I have been stress testing rsvg_handle_new_from_data() but nothing leads to the malloc(): memory corruption. The tests included one large SVG, a 1GB generated SVG, excessive calls to rsvg_handle_new_from_data() and even ran through valgrind. librsvg doesn't seem to be the problem.
It seems that property_svg_load() in glass-renderer/property_svg.c fails at some point. It does load a few SVGs but it crashes right there. I wasn't quick enough to catch it and print out values (and src) in gdb before SIGABRT. Perhaps a faulty SVG?
group.fl.svg and tv.fl.svg are causing the issue.
The issue preventing splash mode is caused by image.fl.svg.

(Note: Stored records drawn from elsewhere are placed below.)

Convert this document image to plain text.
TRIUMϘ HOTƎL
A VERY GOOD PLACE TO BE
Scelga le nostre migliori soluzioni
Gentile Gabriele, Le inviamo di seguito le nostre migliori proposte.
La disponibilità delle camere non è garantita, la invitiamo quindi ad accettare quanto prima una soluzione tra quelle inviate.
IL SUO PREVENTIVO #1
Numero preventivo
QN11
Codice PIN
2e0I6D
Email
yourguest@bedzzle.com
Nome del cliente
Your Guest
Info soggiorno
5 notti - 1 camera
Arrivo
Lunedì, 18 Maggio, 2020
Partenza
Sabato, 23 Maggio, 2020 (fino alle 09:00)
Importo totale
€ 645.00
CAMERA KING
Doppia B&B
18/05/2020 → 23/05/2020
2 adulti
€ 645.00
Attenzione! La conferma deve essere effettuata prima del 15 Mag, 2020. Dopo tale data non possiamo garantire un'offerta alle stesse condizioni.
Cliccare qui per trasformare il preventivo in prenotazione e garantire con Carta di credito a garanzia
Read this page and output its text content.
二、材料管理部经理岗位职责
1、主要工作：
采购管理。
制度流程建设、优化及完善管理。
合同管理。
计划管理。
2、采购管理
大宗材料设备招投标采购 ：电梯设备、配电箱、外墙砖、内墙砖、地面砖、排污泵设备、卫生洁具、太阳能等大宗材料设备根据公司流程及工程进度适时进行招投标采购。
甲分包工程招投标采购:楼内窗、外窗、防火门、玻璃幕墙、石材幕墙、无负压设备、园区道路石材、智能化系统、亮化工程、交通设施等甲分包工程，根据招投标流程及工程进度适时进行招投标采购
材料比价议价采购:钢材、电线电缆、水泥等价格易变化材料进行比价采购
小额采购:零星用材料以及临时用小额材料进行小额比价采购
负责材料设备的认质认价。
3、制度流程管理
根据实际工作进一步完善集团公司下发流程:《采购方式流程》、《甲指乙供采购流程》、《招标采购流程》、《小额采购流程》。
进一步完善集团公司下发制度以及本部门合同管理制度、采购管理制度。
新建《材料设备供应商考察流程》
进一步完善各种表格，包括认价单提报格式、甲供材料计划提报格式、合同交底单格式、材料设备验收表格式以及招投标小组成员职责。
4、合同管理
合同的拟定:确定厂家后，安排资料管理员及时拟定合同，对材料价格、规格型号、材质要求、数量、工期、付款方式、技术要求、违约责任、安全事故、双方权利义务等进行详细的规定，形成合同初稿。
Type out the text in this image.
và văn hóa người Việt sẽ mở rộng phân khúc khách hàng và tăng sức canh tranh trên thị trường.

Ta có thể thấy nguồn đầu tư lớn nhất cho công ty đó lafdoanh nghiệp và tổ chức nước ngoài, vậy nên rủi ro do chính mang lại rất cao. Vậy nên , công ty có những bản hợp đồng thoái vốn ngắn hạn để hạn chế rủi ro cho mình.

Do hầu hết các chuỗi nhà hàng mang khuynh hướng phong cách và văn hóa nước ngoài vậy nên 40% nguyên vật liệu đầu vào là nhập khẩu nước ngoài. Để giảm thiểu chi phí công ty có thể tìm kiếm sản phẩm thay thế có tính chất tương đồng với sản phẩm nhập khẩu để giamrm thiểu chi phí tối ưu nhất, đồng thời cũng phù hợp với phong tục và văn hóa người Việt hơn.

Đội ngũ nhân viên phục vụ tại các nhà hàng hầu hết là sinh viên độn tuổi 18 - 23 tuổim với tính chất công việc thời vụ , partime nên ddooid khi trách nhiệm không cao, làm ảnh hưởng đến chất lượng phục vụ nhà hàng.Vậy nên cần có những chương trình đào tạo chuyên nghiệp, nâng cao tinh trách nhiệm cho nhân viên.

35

Replacing them fixed the problem. There is a need to sanitize the SVGs on the fly or validate them beforehand.
Loading and saving the SVG on https://jakearchibald.github.io/svgomg/ is working. Probably doable on Inkscape as well using clean up or optimize.
Wow, so librsvg crashes if the data (svg file) is bad? Wow.
Absolutely unexpected! How does GNOME even handle this?
By the way, excellent documentation and information on the issue tracker. It was helpful to debug this.
Doing due diligence here. The following program is actually not crashing from the faulty SVG files.
svg2png_from_file.c:
#include <cairo.h>
#include <librsvg/rsvg.h>
#include <glib.h>
#include <glib/gstdio.h>
int main(int argc, char **argv) {
if (argc != 2) {
g_printerr("Usage: %s <SVG file>\n", argv[0]);
return 1;
}
RsvgHandle *rsvg;
RsvgDimensionData dimensions;
cairo_surface_t *surface;
cairo_t *cr;
GError *error = NULL;
gchar *svg_data;
gsize length;
// Initialize librsvg
rsvg_init();
// Read SVG data from file
if (!g_file_get_contents(argv[1], &svg_data, &length, &error)) {
g_printerr("Error reading file: %s\n", error->message);
return 1;
}
// Load SVG from string data
rsvg = rsvg_handle_new_from_data((const guint8 *)svg_data, length, &error);
if (!rsvg) {
g_free(svg_data);
g_printerr("Error loading SVG data: %s\n", error->message);
return 1;
}
// Get SVG dimensions
rsvg_handle_get_dimensions(rsvg, &dimensions);
// Create cairo surface and context
surface = cairo_image_surface_create(CAIRO_FORMAT_ARGB32, dimensions.width, dimensions.height);
cr = cairo_create(surface);
// Render SVG onto the cairo context
rsvg_handle_render_cairo(rsvg, cr);
// Save the cairo surface to a PNG file
cairo_surface_write_to_png(surface, "output_from_file.png");
// Cleanup
cairo_destroy(cr);
cairo_surface_destroy(surface);
g_object_unref(rsvg);
g_free(svg_data);
// Shutdown librsvg
rsvg_term();
return 0;
}
This just might have finally been solved, see https://github.com/redhog/InfiniteGlass/commit/ddd9e37ae96fbafd04375a76de5f76928601025f
Please test, and it this fixes it on other distros as well, we can finally close this.